The New Link to the Past Took Its Sweet Time... But So Did These Games

After twenty-one years, The Legend of Zelda: A Link to the Past is getting a direct sequel. That's quite the gap, twenty-one years. But it's far from being the only big gap.

Game development takes a long time, and during that time, a great number of things can go wrong. Licensing issues get in the way, publishers disappear and people quit. Sometimes, a franchise simply loses its momentum, and has to wait for someone to pick it up. Link to the Past 2 is but one of many examples of slow-to-arrive sequels. Let's have a look at a few others.


Twenty-Five Years

Wasteland (1988) → Wasteland 2 (2013)

Why? Brian Fargo, who had previously worked on the popular 1988 RPG, unsuccessfully attempted to pitch a sequel to publishers several times. In 2003, Fargo's company InXile acquired the rights to the franchise and, after a sole announcement of their intent to develop a sequel in 2007, Wasteland 2 was ultimately crowdfunded through Kickstarter in 2012. It is slated to come out in 2013.

What else took this long? The Serbian Empire's rule lasted twenty-five years.

Twenty-One Years

Kid Icarus: Of Myths and Monsters (1991) → Kid Icarus: Uprising (2012)


Why? After the release of a single sequel to the 1987 platformer Kid Icarus in 1991, the franchise went quiet. Its main character, Pit, appeared elsewhere—most notably in the 2008 crossover fighting game Super Smash Bros. Brawl—but there was no word of a new game until the announcement of Uprising, which came out in 2012.

What else took this long? The creation of Brahms' Symphony No. 1 took twenty-one years from start to finish.


Fifteen Years

Duke Nukem 3D (1996) → Duke Nukem Forever (2011)


Why? The follow-up to the 1996 first-person shooter had a difficult journey. In fifteen years, Duke Nukem Forever switched game engines several times, its development studio 3D Realms got in legal trouble with then-publisher Take-Two because of the delays, and its original development team was laid off due to downsizing. In the end, Gearbox Software swooped in to help finish Forever, buying the franchise rights from 3D Realms and working with the last few remaining developers to release the game in 2011.
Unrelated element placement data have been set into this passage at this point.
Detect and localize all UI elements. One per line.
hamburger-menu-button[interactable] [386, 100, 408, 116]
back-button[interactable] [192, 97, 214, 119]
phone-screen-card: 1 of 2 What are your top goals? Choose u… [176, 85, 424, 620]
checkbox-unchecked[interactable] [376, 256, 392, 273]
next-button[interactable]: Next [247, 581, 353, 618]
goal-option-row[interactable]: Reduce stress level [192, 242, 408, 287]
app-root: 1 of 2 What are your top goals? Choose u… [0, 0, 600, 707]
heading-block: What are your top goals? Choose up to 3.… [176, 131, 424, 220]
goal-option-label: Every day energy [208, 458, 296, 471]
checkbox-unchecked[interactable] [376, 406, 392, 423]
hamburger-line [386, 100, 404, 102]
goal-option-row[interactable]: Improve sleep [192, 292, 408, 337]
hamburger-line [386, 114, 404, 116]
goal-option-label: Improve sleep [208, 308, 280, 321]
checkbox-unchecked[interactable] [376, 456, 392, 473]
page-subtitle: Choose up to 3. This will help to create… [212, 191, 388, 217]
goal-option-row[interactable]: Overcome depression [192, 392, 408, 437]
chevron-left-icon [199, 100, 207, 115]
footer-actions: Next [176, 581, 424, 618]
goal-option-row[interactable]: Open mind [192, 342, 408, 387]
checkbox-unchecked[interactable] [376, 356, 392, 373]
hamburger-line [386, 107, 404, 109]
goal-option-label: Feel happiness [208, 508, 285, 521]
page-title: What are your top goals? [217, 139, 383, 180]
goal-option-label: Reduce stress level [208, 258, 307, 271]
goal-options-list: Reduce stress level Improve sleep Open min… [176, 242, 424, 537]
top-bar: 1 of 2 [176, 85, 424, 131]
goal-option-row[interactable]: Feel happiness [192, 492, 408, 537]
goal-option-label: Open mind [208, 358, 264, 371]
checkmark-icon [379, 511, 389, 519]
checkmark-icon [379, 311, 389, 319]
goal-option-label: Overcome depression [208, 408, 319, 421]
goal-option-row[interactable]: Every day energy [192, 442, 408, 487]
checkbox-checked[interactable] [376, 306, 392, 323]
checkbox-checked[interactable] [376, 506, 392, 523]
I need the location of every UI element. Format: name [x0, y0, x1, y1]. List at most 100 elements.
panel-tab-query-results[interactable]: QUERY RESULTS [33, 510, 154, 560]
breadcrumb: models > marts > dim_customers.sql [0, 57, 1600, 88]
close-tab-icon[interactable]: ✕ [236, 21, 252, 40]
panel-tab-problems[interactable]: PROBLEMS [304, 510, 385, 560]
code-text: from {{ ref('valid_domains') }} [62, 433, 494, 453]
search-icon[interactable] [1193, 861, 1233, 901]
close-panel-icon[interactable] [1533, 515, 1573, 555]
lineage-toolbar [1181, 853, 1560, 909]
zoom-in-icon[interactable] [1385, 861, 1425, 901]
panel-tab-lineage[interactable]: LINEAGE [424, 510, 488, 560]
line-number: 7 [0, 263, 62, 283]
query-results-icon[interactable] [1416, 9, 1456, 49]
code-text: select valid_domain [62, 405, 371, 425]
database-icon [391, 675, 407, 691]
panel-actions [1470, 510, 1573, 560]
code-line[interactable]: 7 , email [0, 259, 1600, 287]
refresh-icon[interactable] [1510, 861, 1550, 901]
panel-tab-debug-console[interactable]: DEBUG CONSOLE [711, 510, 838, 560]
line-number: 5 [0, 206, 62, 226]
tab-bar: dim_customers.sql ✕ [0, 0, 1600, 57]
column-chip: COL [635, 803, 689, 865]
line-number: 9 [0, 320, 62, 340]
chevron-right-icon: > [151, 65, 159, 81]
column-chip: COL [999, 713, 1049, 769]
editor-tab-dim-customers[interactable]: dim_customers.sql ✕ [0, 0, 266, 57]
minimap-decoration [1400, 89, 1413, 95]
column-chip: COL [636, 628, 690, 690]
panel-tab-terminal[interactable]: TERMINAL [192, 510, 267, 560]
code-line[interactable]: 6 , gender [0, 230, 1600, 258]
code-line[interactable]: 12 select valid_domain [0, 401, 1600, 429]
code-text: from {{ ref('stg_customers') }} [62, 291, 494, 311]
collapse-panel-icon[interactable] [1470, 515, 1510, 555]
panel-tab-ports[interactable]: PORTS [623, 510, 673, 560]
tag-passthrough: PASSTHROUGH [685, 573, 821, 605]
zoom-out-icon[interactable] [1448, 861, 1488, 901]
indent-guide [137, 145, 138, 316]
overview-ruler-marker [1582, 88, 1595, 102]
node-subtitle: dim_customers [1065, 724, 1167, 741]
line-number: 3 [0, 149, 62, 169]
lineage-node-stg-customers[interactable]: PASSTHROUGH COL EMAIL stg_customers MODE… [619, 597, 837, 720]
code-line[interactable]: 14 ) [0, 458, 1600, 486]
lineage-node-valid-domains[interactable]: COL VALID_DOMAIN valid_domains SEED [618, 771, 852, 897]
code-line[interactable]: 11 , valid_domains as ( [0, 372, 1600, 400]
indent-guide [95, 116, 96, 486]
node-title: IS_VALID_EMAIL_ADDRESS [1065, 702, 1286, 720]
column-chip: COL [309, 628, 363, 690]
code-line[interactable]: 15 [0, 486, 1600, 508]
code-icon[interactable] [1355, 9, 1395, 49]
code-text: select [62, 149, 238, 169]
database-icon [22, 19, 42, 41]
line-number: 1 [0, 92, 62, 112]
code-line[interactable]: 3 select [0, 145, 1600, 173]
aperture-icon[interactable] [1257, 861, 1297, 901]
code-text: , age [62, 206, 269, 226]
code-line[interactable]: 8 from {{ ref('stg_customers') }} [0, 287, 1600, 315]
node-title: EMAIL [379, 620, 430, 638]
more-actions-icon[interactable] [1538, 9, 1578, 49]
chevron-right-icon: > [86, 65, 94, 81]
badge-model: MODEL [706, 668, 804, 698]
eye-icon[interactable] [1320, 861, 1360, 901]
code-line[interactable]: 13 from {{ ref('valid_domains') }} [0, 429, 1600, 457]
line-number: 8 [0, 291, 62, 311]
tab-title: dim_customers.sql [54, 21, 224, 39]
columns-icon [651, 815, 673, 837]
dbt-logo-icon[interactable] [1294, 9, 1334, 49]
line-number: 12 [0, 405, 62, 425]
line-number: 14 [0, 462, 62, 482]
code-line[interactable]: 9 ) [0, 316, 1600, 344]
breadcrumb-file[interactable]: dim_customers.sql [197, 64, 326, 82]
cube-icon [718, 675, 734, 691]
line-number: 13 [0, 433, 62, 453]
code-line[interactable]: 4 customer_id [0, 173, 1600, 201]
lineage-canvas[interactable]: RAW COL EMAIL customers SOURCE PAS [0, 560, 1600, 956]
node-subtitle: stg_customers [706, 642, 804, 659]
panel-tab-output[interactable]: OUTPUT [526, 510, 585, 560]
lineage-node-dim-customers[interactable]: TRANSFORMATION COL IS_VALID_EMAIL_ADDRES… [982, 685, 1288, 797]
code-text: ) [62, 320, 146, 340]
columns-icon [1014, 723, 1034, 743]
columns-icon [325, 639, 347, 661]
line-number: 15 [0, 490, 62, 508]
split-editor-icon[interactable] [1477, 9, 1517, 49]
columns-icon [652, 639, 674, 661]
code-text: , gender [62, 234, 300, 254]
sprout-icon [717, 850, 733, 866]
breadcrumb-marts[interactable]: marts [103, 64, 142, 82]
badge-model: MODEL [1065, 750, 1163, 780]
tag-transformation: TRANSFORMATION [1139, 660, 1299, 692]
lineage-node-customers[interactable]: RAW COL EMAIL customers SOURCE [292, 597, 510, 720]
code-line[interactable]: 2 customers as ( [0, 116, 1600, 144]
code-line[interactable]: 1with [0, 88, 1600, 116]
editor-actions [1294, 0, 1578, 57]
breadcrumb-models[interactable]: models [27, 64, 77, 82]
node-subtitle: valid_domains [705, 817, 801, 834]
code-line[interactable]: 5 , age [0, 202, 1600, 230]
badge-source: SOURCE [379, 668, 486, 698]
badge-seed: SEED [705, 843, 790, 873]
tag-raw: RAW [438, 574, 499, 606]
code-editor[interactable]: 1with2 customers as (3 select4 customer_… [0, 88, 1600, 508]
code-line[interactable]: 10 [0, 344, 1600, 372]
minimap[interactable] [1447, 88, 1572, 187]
What else took this long? A whole lot of things.

Twelve Years

Diablo II (2000) → Diablo III (2012)


Why? Hack and slash RPG Diablo III had already been under development for six years when it was announced in 2006, with a lot internal debate about the game's direction slowing down actual development. The closure of Blizzard North, the team responsible for the first two games, also contributed to the delays. Later, DIII underwent several art style revisions before it ended up with its final look, finally getting released in 2012.


What else took this long? Roosevelt's presidency lasted twelve years.

Ten Years

Fallout 2 (1998) → Fallout 3 (2008)


Why? Interplay Studios, the original publisher of post-apocalyptic RPGs Fallout 1 and 2, went bankrupt and closed the studio working on the sequel, Black Isle. The rights for the sequel were sold to Bethesda Softworks, who only began developing the game once they've finished all work related to another project of theirs, The Elder Scrolls IV: Oblivion. In the end, Bethesda decided to develop Fallout 3 from scratch, abandoning Black Isle's work completely, creating a hybrid first-person shooter/RPG instead.

What else took this long? All seven Harry Potter books were released in the span of ten years.


Eight Years

Deus Ex: Invisible War (2003) → Deus Ex: Human Revolution (2011)


Why? In 2005, Deus Ex designers Warren Spector and Harvey Smith left Ion Storm, the studio behind the first two entries to the shooter/RPG franchise. Ion Storm was then shuttered, and Eidos Montreal eventually took over development of the sequel. After a 2007 announcement, Human Revolution was released in 2011.

What else took this long? Jean-Claude Van Damme's career in martial arts ended after eight years.